Without a unified doctrine, Europe risks appearing predictable, hesitant, and reactive—exactly the conditions Putin exploits.
Expansionism Is Not Limited to Ukraine
Ukraine is not the endgame. Putin’s broader ambition is to reassert Russian influence over the former Soviet space and weaken Western unity. Moldova, Georgia, the Baltic states, and even parts of the Balkans exist within Moscow’s strategic imagination.
Hybrid warfare—cyberattacks, disinformation, energy blackmail, and political interference—has already become a permanent feature of Russia’s engagement with Europe. These tools allow Moscow to destabilize democracies without firing a shot.
Europe cannot afford to treat each crisis as isolated. They are chapters of the same story.
Why Sanctions Alone Are Not Enough
Economic sanctions have damaged Russia’s economy, but they have not altered the Kremlin’s core calculations. Authoritarian systems can absorb economic pain, especially when nationalist narratives frame hardship as sacrifice.
Moreover, Europe’s early hesitation on energy dependence revealed a critical vulnerability. Years of reliance on Russian gas created leverage that Putin used skillfully.
A doctrine must go beyond punishment. It must reshape incentives, reduce dependencies, and signal long-term resolve.

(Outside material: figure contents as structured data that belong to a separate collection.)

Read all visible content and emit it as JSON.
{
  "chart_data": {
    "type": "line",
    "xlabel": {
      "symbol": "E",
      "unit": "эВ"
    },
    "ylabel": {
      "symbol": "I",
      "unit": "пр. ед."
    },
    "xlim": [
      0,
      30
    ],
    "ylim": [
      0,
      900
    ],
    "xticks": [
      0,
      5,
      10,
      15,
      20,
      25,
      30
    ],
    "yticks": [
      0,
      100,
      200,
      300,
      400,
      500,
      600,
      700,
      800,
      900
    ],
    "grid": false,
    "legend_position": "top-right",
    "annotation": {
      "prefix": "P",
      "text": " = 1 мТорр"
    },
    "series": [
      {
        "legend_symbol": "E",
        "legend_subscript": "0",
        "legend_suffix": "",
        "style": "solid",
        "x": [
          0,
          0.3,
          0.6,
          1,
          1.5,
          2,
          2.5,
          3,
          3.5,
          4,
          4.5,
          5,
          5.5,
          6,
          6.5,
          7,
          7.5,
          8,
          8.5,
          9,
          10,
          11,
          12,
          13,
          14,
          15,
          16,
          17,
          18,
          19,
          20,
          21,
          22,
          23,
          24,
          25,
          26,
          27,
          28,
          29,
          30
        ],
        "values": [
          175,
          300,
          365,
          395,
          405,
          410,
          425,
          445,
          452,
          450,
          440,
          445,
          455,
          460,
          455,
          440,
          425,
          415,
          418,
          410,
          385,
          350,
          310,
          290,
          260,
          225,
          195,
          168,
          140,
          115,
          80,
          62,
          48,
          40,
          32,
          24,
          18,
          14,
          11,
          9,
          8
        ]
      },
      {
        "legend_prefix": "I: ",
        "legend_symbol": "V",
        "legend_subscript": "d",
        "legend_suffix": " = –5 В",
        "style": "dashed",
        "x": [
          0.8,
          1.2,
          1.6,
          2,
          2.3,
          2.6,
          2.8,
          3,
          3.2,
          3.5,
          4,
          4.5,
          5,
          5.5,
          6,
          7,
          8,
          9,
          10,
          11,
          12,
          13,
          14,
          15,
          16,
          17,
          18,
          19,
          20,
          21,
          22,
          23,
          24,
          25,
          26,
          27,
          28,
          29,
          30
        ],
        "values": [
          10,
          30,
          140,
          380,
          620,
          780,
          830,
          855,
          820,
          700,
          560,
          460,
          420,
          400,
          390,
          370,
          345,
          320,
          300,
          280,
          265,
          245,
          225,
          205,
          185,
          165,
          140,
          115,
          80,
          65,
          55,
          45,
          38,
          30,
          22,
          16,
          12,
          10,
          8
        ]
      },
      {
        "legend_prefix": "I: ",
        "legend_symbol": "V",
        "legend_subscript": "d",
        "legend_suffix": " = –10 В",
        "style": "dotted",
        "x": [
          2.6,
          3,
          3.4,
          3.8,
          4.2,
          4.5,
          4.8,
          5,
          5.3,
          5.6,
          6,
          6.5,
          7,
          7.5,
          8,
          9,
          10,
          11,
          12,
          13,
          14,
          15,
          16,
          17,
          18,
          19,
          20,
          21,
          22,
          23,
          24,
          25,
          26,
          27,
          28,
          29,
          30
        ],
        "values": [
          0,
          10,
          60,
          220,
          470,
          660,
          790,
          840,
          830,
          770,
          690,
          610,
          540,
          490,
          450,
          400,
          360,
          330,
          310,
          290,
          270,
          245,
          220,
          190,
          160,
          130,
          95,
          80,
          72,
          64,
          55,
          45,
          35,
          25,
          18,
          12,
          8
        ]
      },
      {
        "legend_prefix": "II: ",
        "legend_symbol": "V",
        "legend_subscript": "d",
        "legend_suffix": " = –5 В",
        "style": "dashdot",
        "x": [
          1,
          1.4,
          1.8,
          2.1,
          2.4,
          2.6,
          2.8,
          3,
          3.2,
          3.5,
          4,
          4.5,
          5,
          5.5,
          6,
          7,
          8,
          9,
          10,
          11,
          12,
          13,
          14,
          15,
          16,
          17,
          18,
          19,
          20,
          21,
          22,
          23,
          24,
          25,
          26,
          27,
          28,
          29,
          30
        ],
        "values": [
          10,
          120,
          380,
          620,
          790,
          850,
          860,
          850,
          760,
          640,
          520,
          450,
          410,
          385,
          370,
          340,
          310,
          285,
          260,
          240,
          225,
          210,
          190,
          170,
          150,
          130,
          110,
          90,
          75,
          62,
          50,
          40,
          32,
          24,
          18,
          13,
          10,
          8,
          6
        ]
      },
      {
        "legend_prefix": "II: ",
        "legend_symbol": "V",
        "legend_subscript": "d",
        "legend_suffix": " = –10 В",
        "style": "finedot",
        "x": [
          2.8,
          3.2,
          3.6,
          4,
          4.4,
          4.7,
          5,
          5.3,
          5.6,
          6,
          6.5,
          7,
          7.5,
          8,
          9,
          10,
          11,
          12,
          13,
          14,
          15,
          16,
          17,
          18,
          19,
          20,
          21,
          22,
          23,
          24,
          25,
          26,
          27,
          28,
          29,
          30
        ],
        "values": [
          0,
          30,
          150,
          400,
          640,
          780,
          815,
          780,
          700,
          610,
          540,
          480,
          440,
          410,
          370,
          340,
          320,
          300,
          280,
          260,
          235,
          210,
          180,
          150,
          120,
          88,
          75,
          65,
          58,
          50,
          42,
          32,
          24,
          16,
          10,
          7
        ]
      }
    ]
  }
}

What a European Doctrine Should Look Like
Europe needs a clear, credible doctrine of deterrence and resilience, built on five key pillars:
- Permanent Military Readiness
Europe must accept that peace requires preparedness. This means sustained defense spending, joint military planning, and rapid-response capabilities independent of political cycles. - Unambiguous Red Lines
Putin thrives on ambiguity. A European doctrine must define consequences clearly—not just for invasions, but for cyber warfare, election interference, and attacks on infrastructure. - Strategic Support for Border States
Countries on Europe’s eastern flank must never feel expendable. Long-term security guarantees—not ad hoc aid—are essential. - Energy and Economic Sovereignty
Strategic autonomy is not protectionism; it is survival. Europe must ensure no adversary can hold its economy hostage again. - Narrative Power
Europe must challenge Putin’s historical distortions with confidence. Silence allows falsehoods to metastasize.
The Cost of Hesitation
Every delay emboldens aggression. Putin’s calculations are shaped by perceived weakness, not goodwill. When Europe hesitates, he advances—testing limits, probing unity, and exploiting division.

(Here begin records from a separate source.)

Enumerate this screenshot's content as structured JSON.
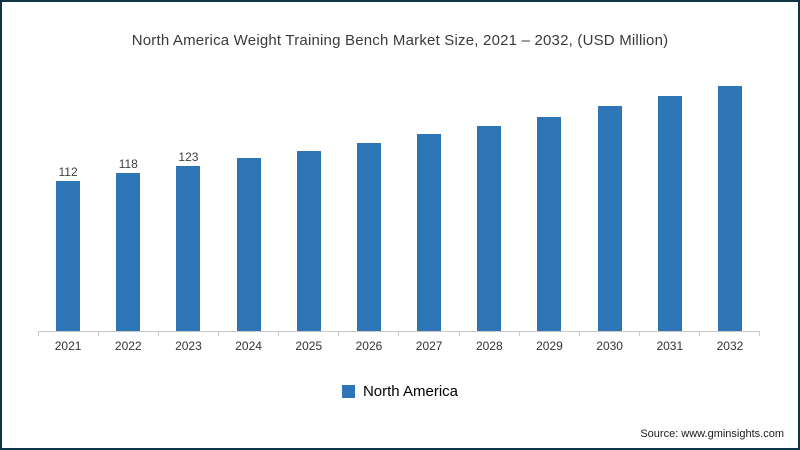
{
  "frame": {
    "border_color": "#0e3547",
    "background": "#ffffff"
  },
  "chart": {
    "title": "North America Weight Training Bench Market Size, 2021 – 2032, (USD Million)",
    "legend": {
      "label": "North America",
      "marker_color": "#2e75b6"
    },
    "source": "Source: www.gminsights.com"
  },
  "chart_data": {
    "type": "bar",
    "title": "North America Weight Training Bench Market Size, 2021 – 2032, (USD Million)",
    "categories": [
      "2021",
      "2022",
      "2023",
      "2024",
      "2025",
      "2026",
      "2027",
      "2028",
      "2029",
      "2030",
      "2031",
      "2032"
    ],
    "series": [
      {
        "name": "North America",
        "values": [
          112,
          118,
          123,
          129,
          134,
          140,
          147,
          153,
          160,
          168,
          175,
          183
        ]
      }
    ],
    "data_labels": [
      "112",
      "118",
      "123",
      "",
      "",
      "",
      "",
      "",
      "",
      "",
      "",
      ""
    ],
    "bar_color": "#2e75b6",
    "xlabel": "",
    "ylabel": "",
    "ylim": [
      0,
      200
    ],
    "grid": false,
    "y_axis_visible": false,
    "legend_position": "bottom"
  }
}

The lesson of the past decade is brutal but clear: appeasement does not prevent conflict; it postpones it at a higher cost.
Ukraine is paying that cost today with lives, cities, and futures.
A Battle of Worldviews
This is not merely a territorial dispute. It is a confrontation between two worldviews: one that sees sovereignty as conditional and power as inherited, and another that believes borders are inviolable and legitimacy comes from the people.
If Europe fails to defend the latter, it undermines its own foundations.
Putin’s expansionism thrives in gray zones—where values are negotiable and principles are flexible. A doctrine replaces gray zones with clarity.

Europe’s Moment of Choice
History will judge Europe not by its rhetoric, but by its resolve. The continent stands at a crossroads similar to those faced in the 20th century, when delayed action allowed authoritarian ambitions to spiral.
A European doctrine is not about confrontation for its own sake. It is about prevention—making aggression futile before it begins.
The question is no longer whether Europe can afford such a doctrine. It is whether Europe can afford not to have one.
Conclusion
Vladimir Putin’s stories are powerful because they offer certainty in a complex world. Europe’s response must be equally clear—not rooted in myth, but in strategy.
Ukraine has exposed the consequences of complacency. If Europe wants peace, stability, and credibility, it must move beyond fragmented responses and adopt a doctrine that matches the scale of the challenge.
History is being written in real time. Europe still has the chance to shape the ending—but only if it chooses clarity over caution, unity over hesitation, and strategy over reaction.